The opposition decided not to participate, and the government appeared determined to hold the elections without the opposition, the report notes.

“In a climate of stalemate and political polarization, voters were unable to choose between several political options,” the report said.

The ODIHR Election Observation Mission assessed with this final report the compliance of the Albanian elections with OSCE commitments, obligations and other international standards for democratic elections and national legislation.

In half of the municipalities, the candidates ran without opponents, while observers received credible claims from citizens for pressure from both political sides.

“Political clashes led to legal uncertainty and many election administration decisions were taken with the objective of holding elections,” the ODIHR report said.

Observers said many previous ODIHR recommendations remain unaddressed, including the depoliticization of election commissions, the transparency of campaign financing and the efficiency of resolving electoral disputes.

“The political equilibrium provided by law within the election administration was not achieved due to the refusal of the main opposition parties to nominate their commissioners and the subsequent interpretation of the CEC that only those parties participating in the elections could be represented in the election administration. The politically unbalanced composition of the election administration, calls by opposition parties to boycott the election and conflicting interpretations of the validity of the President’s decrees annulling the June 30 elections undermined public confidence in the process,” the ODIHR report said.

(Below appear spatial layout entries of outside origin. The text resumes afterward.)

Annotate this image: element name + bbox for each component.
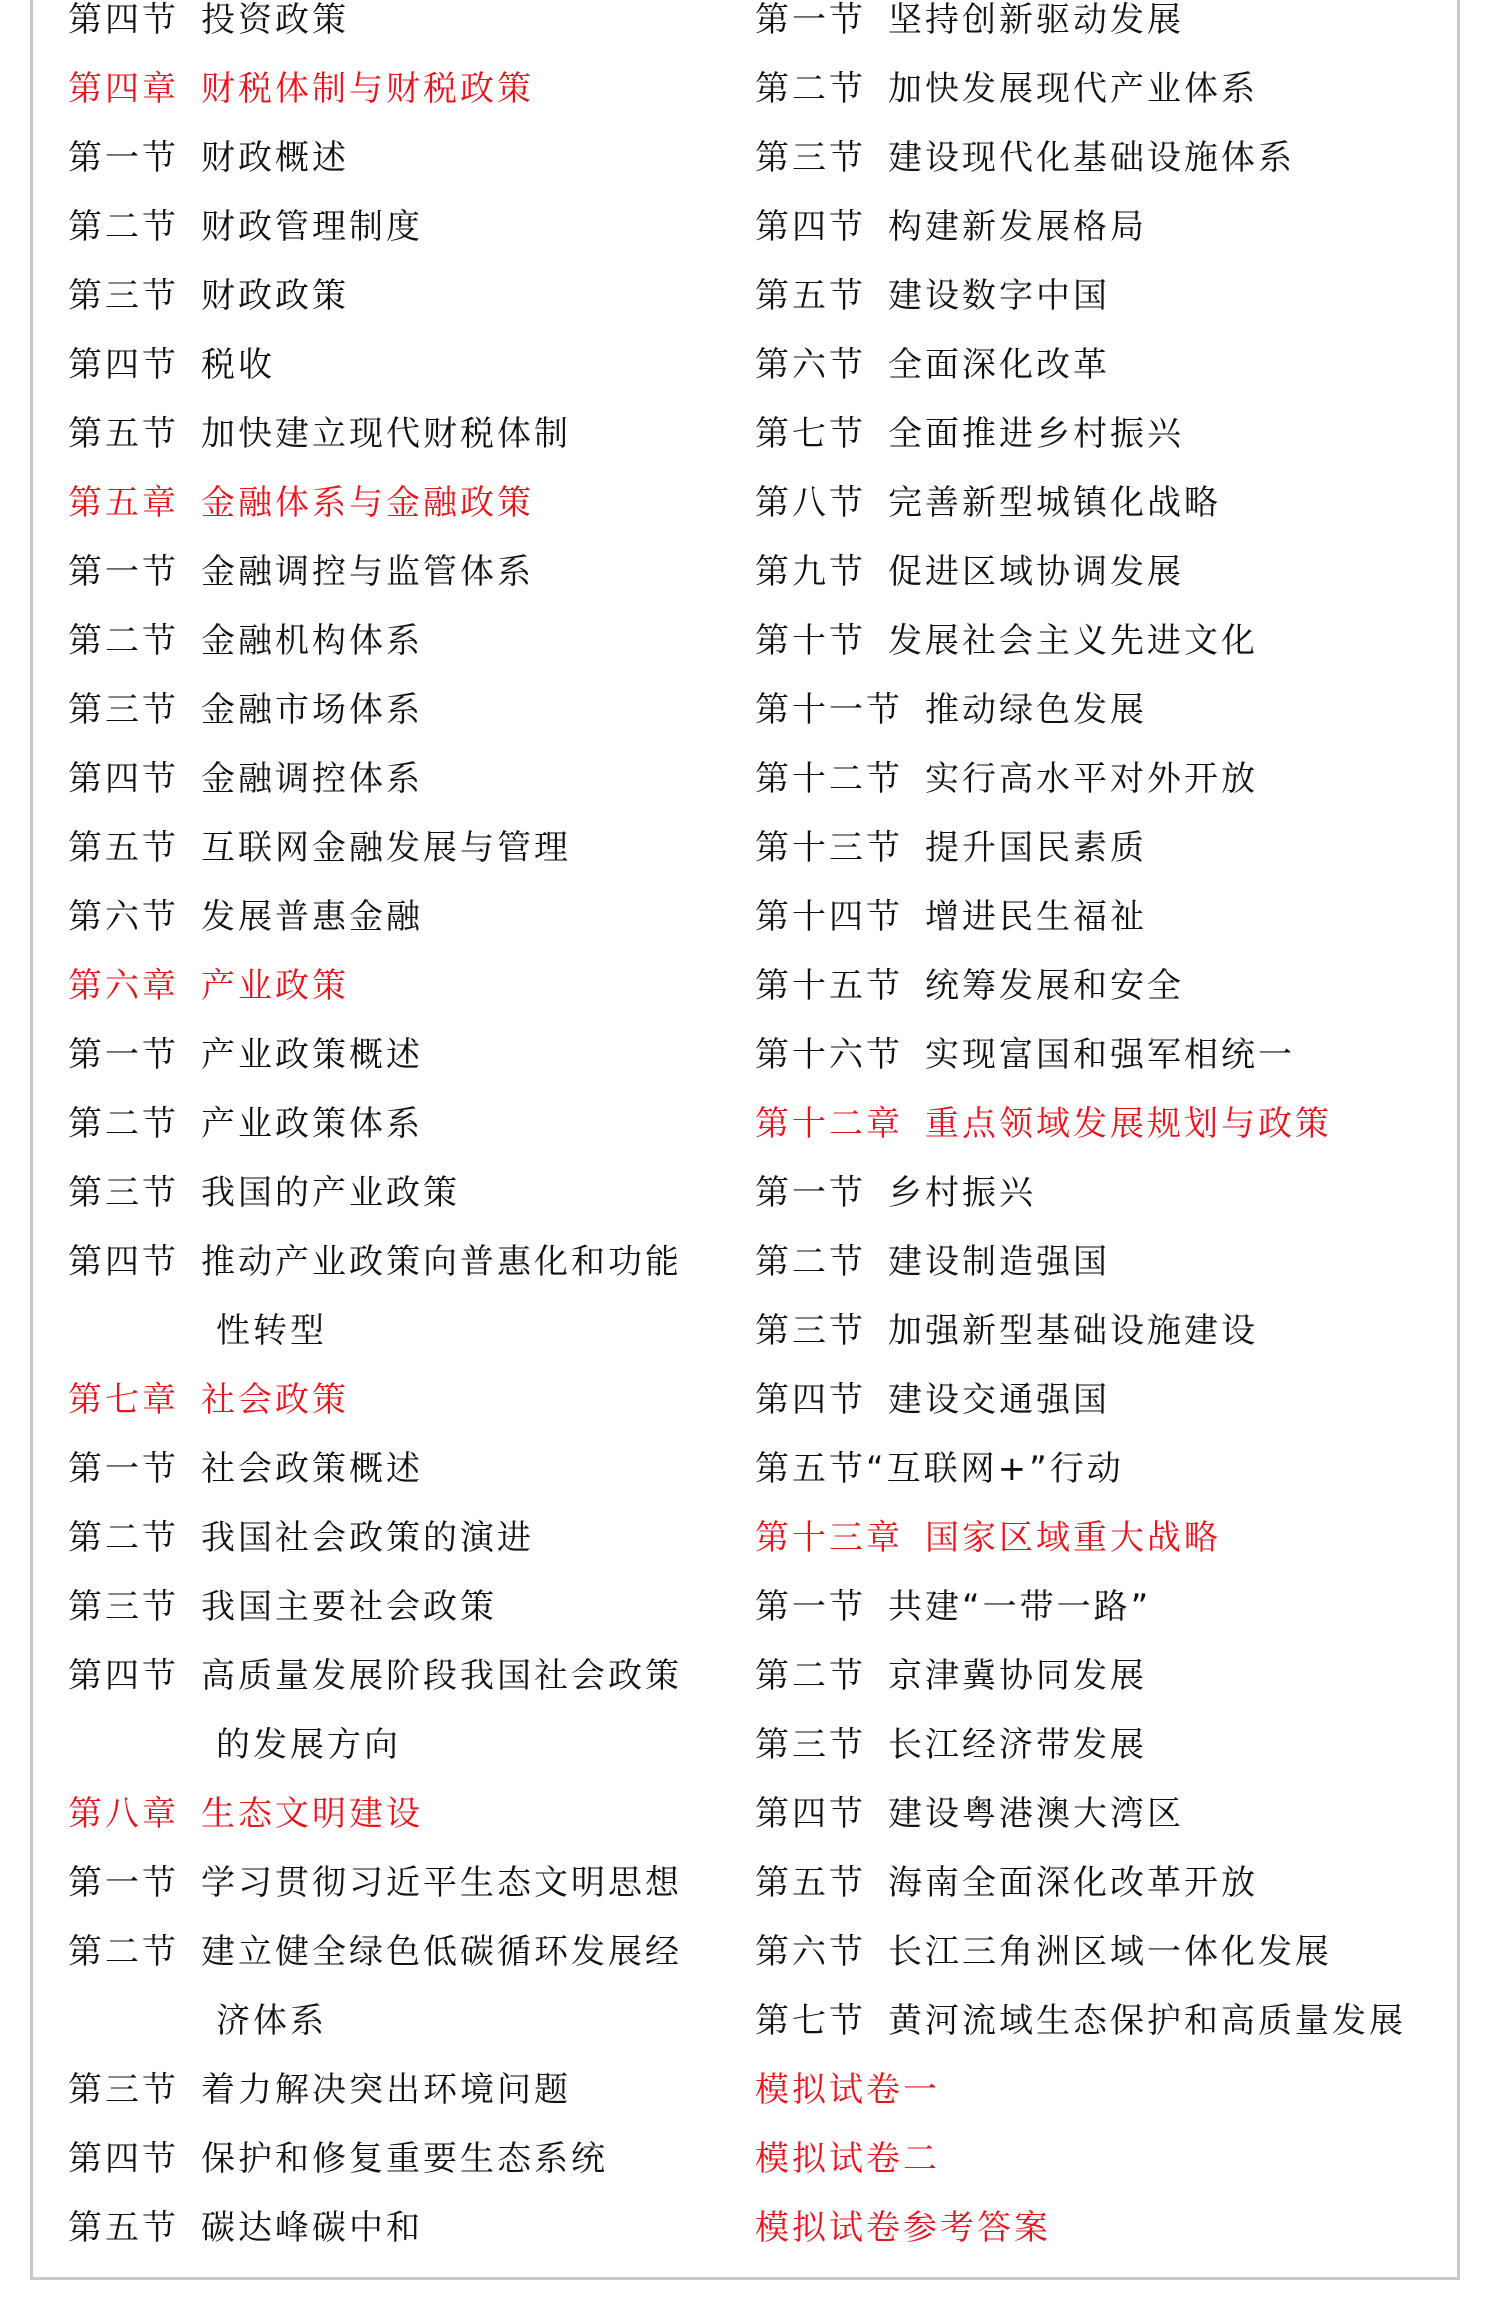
toc-entry-title: 增进民生福祉: [925, 897, 1147, 937]
toc-section-entry[interactable]: [68, 2125, 738, 2194]
toc-entry-number: 第五节: [755, 1449, 866, 1489]
toc-entry-number: 第一节: [755, 1587, 866, 1627]
toc-entry-number: 第四节: [755, 1380, 866, 1420]
toc-chapter-entry[interactable]: [755, 2056, 1475, 2125]
toc-entry-title: 互联网金融发展与管理: [201, 828, 571, 868]
toc-entry-title: 黄河流域生态保护和高质量发展: [888, 2001, 1406, 2041]
toc-section-entry[interactable]: [68, 1642, 738, 1711]
toc-entry-number: 第四节: [68, 0, 179, 40]
toc-entry-number: 第八章: [68, 1794, 179, 1834]
toc-entry-number: 第七节: [755, 414, 866, 454]
toc-entry-title: 保护和修复重要生态系统: [201, 2139, 608, 2179]
toc-entry-title: 海南全面深化改革开放: [888, 1863, 1258, 1903]
toc-entry-title: 共建“一带一路”: [888, 1587, 1152, 1627]
toc-entry-number: 第十二章: [755, 1104, 903, 1144]
toc-entry-title: 建设数字中国: [888, 276, 1110, 316]
toc-entry-number: 第五节: [755, 276, 866, 316]
toc-entry-title: 生态文明建设: [201, 1794, 423, 1834]
toc-entry-number: 第五章: [68, 483, 179, 523]
toc-entry-title: 实行高水平对外开放: [925, 759, 1258, 799]
toc-entry-number: 第二节: [755, 1656, 866, 1696]
toc-entry-title: 产业政策: [201, 966, 349, 1006]
toc-entry-number: 第一节: [755, 0, 866, 40]
toc-section-entry[interactable]: [755, 0, 1475, 55]
toc-entry-number: 第二节: [755, 69, 866, 109]
toc-entry-number: 第二节: [755, 1242, 866, 1282]
toc-entry-number: 第一节: [68, 1863, 179, 1903]
toc-entry-number: 第五节: [68, 828, 179, 868]
toc-section-entry[interactable]: [755, 1711, 1475, 1780]
toc-section-entry[interactable]: [755, 1021, 1475, 1090]
toc-entry-title: 金融市场体系: [201, 690, 423, 730]
toc-entry-number: 第一节: [755, 1173, 866, 1213]
toc-entry-title: 加快建立现代财税体制: [201, 414, 571, 454]
toc-section-entry[interactable]: [755, 1849, 1475, 1918]
toc-entry-title: 财政管理制度: [201, 207, 423, 247]
toc-section-entry[interactable]: [68, 883, 738, 952]
toc-entry-number: 第三节: [68, 690, 179, 730]
toc-section-entry[interactable]: [755, 883, 1475, 952]
toc-entry-number: 第二节: [68, 1518, 179, 1558]
toc-section-entry[interactable]: [68, 0, 738, 55]
toc-chapter-entry[interactable]: [68, 469, 738, 538]
toc-entry-title: 我国主要社会政策: [201, 1587, 497, 1627]
toc-entry-title: 财税体制与财税政策: [201, 69, 534, 109]
toc-entry-title: 加强新型基础设施建设: [888, 1311, 1258, 1351]
toc-section-entry[interactable]: [68, 2056, 738, 2125]
toc-entry-number: 第四节: [68, 1242, 179, 1282]
toc-entry-number: 第四节: [755, 207, 866, 247]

Observers claimed that the language used by political opponents in rallies and in the media was often raging and full of accusations and counterclaims.

“Citizens, especially those working for public administration, faced direct and indirect pressure to express their political preferences,” the report said.

Observers claimed the election campaigning was nonexistent; other than posters on voter education, the ODIHR only noticed a small number of posters and other signs pointing to elections coming close.

“Many candidates expressed to the ODIHR Election Observation Mission the difficulty of motivating voters to vote. Limited campaign activities remained overshadowed by country-wide developments that further deepened early political divisions. Debates on a wide range of political topics were dominated by the issue of non-participation in the elections of the main opposition parties and discussions over the election date,” the ODIHR reports.

The report says the vote on June 30 came after a series of announcements by most opposition-led municipalities that elections would not take place.

“Some mayors have tried to use their powers to prevent the use of public buildings as polling stations. In a small number of polling stations there were arson damage before Election Day,” the ODIHR said.

According to international observers, election day was generally peaceful, despite isolated cases of tensions and clashes in a small number of communities.

“Voter turnout varied from one municipality to another, while nationwide, the CEC stated it reached 21.6 percent,” the report said.

The OSCE / ODIHR had about 250 observers in the June 30 local elections in Albania, and the report was widely expected by the public and political parties, which are still debating their validity.